Маргарита села на своем ложе, сердце как бешеное колотилось в ее груди; кто-то царапнул железом по каменной стене. Широко открыв глаза, она с безнадежным отчаянием вглядывалась в окружавший ее мрак. Шорох шел слева. То было слева.
– Кто там? – крикнула она.
Ей ответила ничем не нарушаемая тишина. Но теперь Маргарита знала, что в комнате кто-то есть. Она тоже старалась удерживать дыхание. Ее охватил страх, какого она не испытывала ни разу за всю свою жизнь. Через несколько мгновений она умрет, она уже не сомневалась в том, и страшнее самого страха смерти было не знать, какая тебя ждет смерть, куда будет нанесен удар и кто это невидимое существо, крадущееся к твоему ложу вдоль стены.
Вдруг что-то тяжелое рухнуло на ее постель. Маргарита испустила дикий крик, который донесся в ночной тишине до слуха Бланки Бургундской, спавшей этажом выше, и крик этот ей не суждено было забыть до конца своих дней. Но крик тут же оборвался, чьи-то руки накинули простыню на голову Маргариты. Затем две эти руки схватили королеву Франции и затянули простыню вокруг ее шеи.

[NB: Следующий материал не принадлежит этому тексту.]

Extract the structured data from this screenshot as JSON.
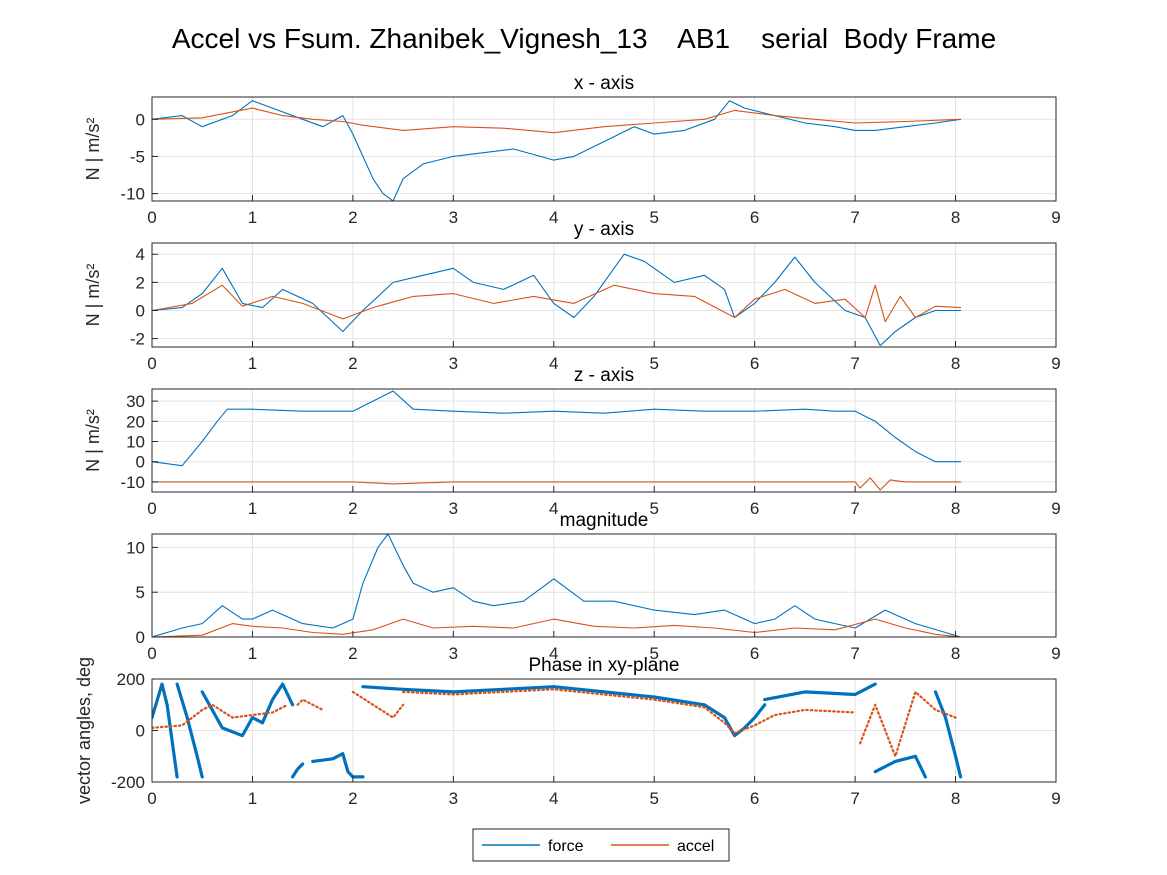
{
  "figure": {
    "title": "Accel vs Fsum. Zhanibek_Vignesh_13    AB1    serial  Body Frame",
    "colors": {
      "force": "#0072BD",
      "accel": "#D95319"
    },
    "legend": {
      "placement": "bottom-center",
      "entries": [
        "force",
        "accel"
      ]
    }
  },
  "chart_data": [
    {
      "type": "line",
      "title": "x - axis",
      "ylabel": "N | m/s²",
      "xlim": [
        0,
        9
      ],
      "ylim": [
        -11,
        3
      ],
      "xticks": [
        "0",
        "1",
        "2",
        "3",
        "4",
        "5",
        "6",
        "7",
        "8",
        "9"
      ],
      "yticks": [
        -10,
        -5,
        0
      ],
      "ytick_labels": [
        "-10",
        "-5",
        "0"
      ],
      "grid": true,
      "series": [
        {
          "name": "force",
          "x": [
            0,
            0.3,
            0.5,
            0.8,
            1.0,
            1.2,
            1.5,
            1.7,
            1.9,
            2.0,
            2.1,
            2.2,
            2.3,
            2.4,
            2.5,
            2.7,
            3.0,
            3.3,
            3.6,
            4.0,
            4.2,
            4.5,
            4.8,
            5.0,
            5.3,
            5.6,
            5.75,
            5.9,
            6.2,
            6.5,
            6.8,
            7.0,
            7.2,
            7.5,
            7.8,
            8.05
          ],
          "y": [
            0,
            0.5,
            -1,
            0.5,
            2.5,
            1.5,
            0,
            -1,
            0.5,
            -2,
            -5,
            -8,
            -10,
            -11,
            -8,
            -6,
            -5,
            -4.5,
            -4,
            -5.5,
            -5,
            -3,
            -1,
            -2,
            -1.5,
            0,
            2.5,
            1.5,
            0.5,
            -0.5,
            -1,
            -1.5,
            -1.5,
            -1,
            -0.5,
            0
          ]
        },
        {
          "name": "accel",
          "x": [
            0,
            0.5,
            1.0,
            1.3,
            1.6,
            1.9,
            2.1,
            2.5,
            3.0,
            3.5,
            4.0,
            4.5,
            5.0,
            5.5,
            5.8,
            6.2,
            6.6,
            7.0,
            7.5,
            8.05
          ],
          "y": [
            0,
            0.2,
            1.5,
            0.5,
            0,
            -0.3,
            -0.8,
            -1.5,
            -1,
            -1.2,
            -1.8,
            -1,
            -0.5,
            0,
            1.2,
            0.5,
            0,
            -0.5,
            -0.3,
            0
          ]
        }
      ]
    },
    {
      "type": "line",
      "title": "y - axis",
      "ylabel": "N | m/s²",
      "xlim": [
        0,
        9
      ],
      "ylim": [
        -2.6,
        4.8
      ],
      "xticks": [
        "0",
        "1",
        "2",
        "3",
        "4",
        "5",
        "6",
        "7",
        "8",
        "9"
      ],
      "yticks": [
        -2,
        0,
        2,
        4
      ],
      "ytick_labels": [
        "-2",
        "0",
        "2",
        "4"
      ],
      "grid": true,
      "series": [
        {
          "name": "force",
          "x": [
            0,
            0.3,
            0.5,
            0.7,
            0.9,
            1.1,
            1.3,
            1.6,
            1.9,
            2.1,
            2.4,
            2.7,
            3.0,
            3.2,
            3.5,
            3.8,
            4.0,
            4.2,
            4.4,
            4.7,
            4.9,
            5.2,
            5.5,
            5.7,
            5.8,
            6.0,
            6.2,
            6.4,
            6.6,
            6.9,
            7.1,
            7.25,
            7.4,
            7.6,
            7.8,
            8.05
          ],
          "y": [
            0,
            0.2,
            1.2,
            3,
            0.5,
            0.2,
            1.5,
            0.5,
            -1.5,
            0,
            2,
            2.5,
            3,
            2,
            1.5,
            2.5,
            0.5,
            -0.5,
            1,
            4,
            3.5,
            2,
            2.5,
            1.5,
            -0.5,
            0.5,
            2,
            3.8,
            2,
            0,
            -0.5,
            -2.5,
            -1.5,
            -0.5,
            0,
            0
          ]
        },
        {
          "name": "accel",
          "x": [
            0,
            0.4,
            0.7,
            0.9,
            1.2,
            1.5,
            1.9,
            2.2,
            2.6,
            3.0,
            3.4,
            3.8,
            4.2,
            4.6,
            5.0,
            5.4,
            5.8,
            6.0,
            6.3,
            6.6,
            6.9,
            7.1,
            7.2,
            7.3,
            7.45,
            7.6,
            7.8,
            8.05
          ],
          "y": [
            0,
            0.5,
            1.8,
            0.3,
            1,
            0.5,
            -0.6,
            0.2,
            1,
            1.2,
            0.5,
            1,
            0.5,
            1.8,
            1.2,
            1,
            -0.5,
            0.8,
            1.5,
            0.5,
            0.8,
            -0.5,
            1.8,
            -0.8,
            1,
            -0.5,
            0.3,
            0.2
          ]
        }
      ]
    },
    {
      "type": "line",
      "title": "z - axis",
      "ylabel": "N | m/s²",
      "xlim": [
        0,
        9
      ],
      "ylim": [
        -15,
        36
      ],
      "xticks": [
        "0",
        "1",
        "2",
        "3",
        "4",
        "5",
        "6",
        "7",
        "8",
        "9"
      ],
      "yticks": [
        -10,
        0,
        10,
        20,
        30
      ],
      "ytick_labels": [
        "-10",
        "0",
        "10",
        "20",
        "30"
      ],
      "grid": true,
      "series": [
        {
          "name": "force",
          "x": [
            0,
            0.3,
            0.5,
            0.65,
            0.75,
            1.0,
            1.5,
            2.0,
            2.2,
            2.4,
            2.6,
            3.0,
            3.5,
            4.0,
            4.5,
            5.0,
            5.5,
            6.0,
            6.5,
            6.8,
            7.0,
            7.2,
            7.4,
            7.6,
            7.8,
            8.05
          ],
          "y": [
            0,
            -2,
            10,
            20,
            26,
            26,
            25,
            25,
            30,
            35,
            26,
            25,
            24,
            25,
            24,
            26,
            25,
            25,
            26,
            25,
            25,
            20,
            12,
            5,
            0,
            0
          ]
        },
        {
          "name": "accel",
          "x": [
            0,
            1,
            2,
            2.4,
            3,
            4,
            5,
            6,
            7,
            7.05,
            7.15,
            7.25,
            7.35,
            7.5,
            8.05
          ],
          "y": [
            -10,
            -10,
            -10,
            -11,
            -10,
            -10,
            -10,
            -10,
            -10,
            -13,
            -8,
            -14,
            -9,
            -10,
            -10
          ]
        }
      ]
    },
    {
      "type": "line",
      "title": "magnitude",
      "ylabel": "",
      "xlim": [
        0,
        9
      ],
      "ylim": [
        0,
        11.5
      ],
      "xticks": [
        "0",
        "1",
        "2",
        "3",
        "4",
        "5",
        "6",
        "7",
        "8",
        "9"
      ],
      "yticks": [
        0,
        5,
        10
      ],
      "ytick_labels": [
        "0",
        "5",
        "10"
      ],
      "grid": true,
      "series": [
        {
          "name": "force",
          "x": [
            0,
            0.3,
            0.5,
            0.7,
            0.9,
            1.0,
            1.2,
            1.5,
            1.8,
            2.0,
            2.1,
            2.25,
            2.35,
            2.5,
            2.6,
            2.8,
            3.0,
            3.2,
            3.4,
            3.7,
            4.0,
            4.3,
            4.6,
            5.0,
            5.4,
            5.7,
            6.0,
            6.2,
            6.4,
            6.6,
            6.8,
            7.0,
            7.3,
            7.6,
            7.9,
            8.05
          ],
          "y": [
            0,
            1,
            1.5,
            3.5,
            2,
            2,
            3,
            1.5,
            1,
            2,
            6,
            10,
            11.5,
            8,
            6,
            5,
            5.5,
            4,
            3.5,
            4,
            6.5,
            4,
            4,
            3,
            2.5,
            3,
            1.5,
            2,
            3.5,
            2,
            1.5,
            1,
            3,
            1.5,
            0.5,
            0
          ]
        },
        {
          "name": "accel",
          "x": [
            0,
            0.5,
            0.8,
            1.0,
            1.3,
            1.6,
            1.9,
            2.2,
            2.5,
            2.8,
            3.2,
            3.6,
            4.0,
            4.4,
            4.8,
            5.2,
            5.6,
            6.0,
            6.4,
            6.8,
            7.2,
            7.5,
            7.8,
            8.05
          ],
          "y": [
            0,
            0.2,
            1.5,
            1.2,
            1,
            0.5,
            0.3,
            0.8,
            2,
            1,
            1.2,
            1,
            2,
            1.2,
            1,
            1.3,
            1,
            0.5,
            1,
            0.8,
            2,
            1,
            0.3,
            0
          ]
        }
      ]
    },
    {
      "type": "scatter",
      "title": "Phase in xy-plane",
      "ylabel": "vector angles, deg",
      "xlim": [
        0,
        9
      ],
      "ylim": [
        -200,
        200
      ],
      "xticks": [
        "0",
        "1",
        "2",
        "3",
        "4",
        "5",
        "6",
        "7",
        "8",
        "9"
      ],
      "yticks": [
        -200,
        0,
        200
      ],
      "ytick_labels": [
        "-200",
        "0",
        "200"
      ],
      "grid": true,
      "series": [
        {
          "name": "force",
          "segments": [
            {
              "x": [
                0,
                0.1,
                0.15,
                0.25
              ],
              "y": [
                50,
                180,
                100,
                -180
              ]
            },
            {
              "x": [
                0.25,
                0.35,
                0.45,
                0.5
              ],
              "y": [
                180,
                50,
                -100,
                -180
              ]
            },
            {
              "x": [
                0.5,
                0.7,
                0.9,
                1.0,
                1.1,
                1.2,
                1.3,
                1.4
              ],
              "y": [
                150,
                10,
                -20,
                50,
                30,
                120,
                180,
                100
              ]
            },
            {
              "x": [
                1.4,
                1.45,
                1.5
              ],
              "y": [
                -180,
                -150,
                -130
              ]
            },
            {
              "x": [
                1.6,
                1.8,
                1.9,
                1.95,
                2.0,
                2.1
              ],
              "y": [
                -120,
                -110,
                -90,
                -160,
                -180,
                -180
              ]
            },
            {
              "x": [
                2.1,
                2.5,
                3.0,
                3.5,
                4.0,
                4.5,
                5.0,
                5.5,
                5.7,
                5.8,
                5.9,
                6.0,
                6.1
              ],
              "y": [
                170,
                160,
                150,
                160,
                170,
                150,
                130,
                100,
                50,
                -20,
                10,
                50,
                100
              ]
            },
            {
              "x": [
                6.1,
                6.5,
                7.0,
                7.2
              ],
              "y": [
                120,
                150,
                140,
                180
              ]
            },
            {
              "x": [
                7.2,
                7.4,
                7.6,
                7.7
              ],
              "y": [
                -160,
                -120,
                -100,
                -180
              ]
            },
            {
              "x": [
                7.8,
                7.9,
                8.0,
                8.05
              ],
              "y": [
                150,
                50,
                -100,
                -180
              ]
            }
          ]
        },
        {
          "name": "accel",
          "segments": [
            {
              "x": [
                0,
                0.3,
                0.5,
                0.6,
                0.8,
                1.0,
                1.2,
                1.35
              ],
              "y": [
                10,
                20,
                80,
                100,
                50,
                60,
                70,
                100
              ]
            },
            {
              "x": [
                1.45,
                1.5,
                1.7
              ],
              "y": [
                100,
                120,
                80
              ]
            },
            {
              "x": [
                2.0,
                2.2,
                2.4,
                2.5
              ],
              "y": [
                150,
                100,
                50,
                100
              ]
            },
            {
              "x": [
                2.5,
                3.0,
                3.5,
                4.0,
                4.5,
                5.0,
                5.5,
                5.7,
                5.8,
                6.0,
                6.2,
                6.5,
                7.0
              ],
              "y": [
                150,
                140,
                150,
                160,
                140,
                120,
                90,
                30,
                -10,
                20,
                60,
                80,
                70
              ]
            },
            {
              "x": [
                7.05,
                7.2,
                7.4,
                7.6,
                7.8,
                8.0
              ],
              "y": [
                -50,
                100,
                -100,
                150,
                80,
                50
              ]
            }
          ]
        }
      ]
    }
  ]
}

Уронив голову на чью-то широкую грудь, судорожно царапая руками воздух, извиваясь всем телом в надежде спастись, Маргарита теперь лишь глухо хрипела. Ткань, обвивавшая шею, сжималась все туже, как свинцовый раскаленный ошейник. Она задыхалась. В глазах плясали огненные языки, огромный бронзовый колокол гудел где-то рядом, и перезвон его болезненно отдавался в висках. Но убийца, видно, знал свое дело: веревка колокола порвалась в тот самый миг, когда хрустнули позвонки, и Маргарита низринулась в темную пропасть, без дна и просвета.
А через несколько минут Робер Артуа, который коротал время во дворе Шато-Гайара, отдавая распоряжения и попивая винцо, заметил своего слугу Лорме, приблизившегося к его коню.
– Готово, ваша светлость, – шепнул Лорме.
– Следов не осталось? – так же тихо осведомился Робер.
– Не осталось, ваша светлость. Я все привел в порядок.
– В темноте тебе было не так-то легко...
– Вы же знаете, ваша светлость, что я и в темноте отлично вижу.
Вскочив в седло, Артуа жестом подозвал к себе Берсюме.
– Королева Маргарита, – начал он, – в очень плохом состоянии. Боюсь, что она и недели не протянет, если только завтра не отдаст богу душу. Если она скончается, приказываю тебе немедленно скакать галопом в Париж, явиться прямо к его высочеству Валуа и сообщить ему первому эту весть... Слышишь, к его высочеству Карлу Валуа. Постарайся на сей раз не ошибиться адресом. Не вздумай болтать лишнего, и особенно не старайся раздумывать: от тебя этого не требуется. И помни, что твой Мариньи заключен в тюрьму и что на виселице рядом с ним вполне найдется местечко и для тебя.
Над Анделисским лесом серо-розовой полосой вставала заря, и на фоне ее четко вырисовывались верхушки деревьев. Внизу, у подножия скалы, где возвышалась Шато-Гайар, слабо поблескивала гладь реки.
Спускаясь с крутого откоса, Робер Артуа с удовольствием ощутил мерное движение лошади, ее холки, ее теплых трепещущих боков, крепко зажатых его сапогами. Он с наслаждением вдохнул свежий утренний воздух.
– Хорошо все-таки быть живым, – пробормотал он.
– Да, ваша светлость, еще как хорошо, – ответил Лорме. – А денек-то какой нынче будет, солнечный, светлый!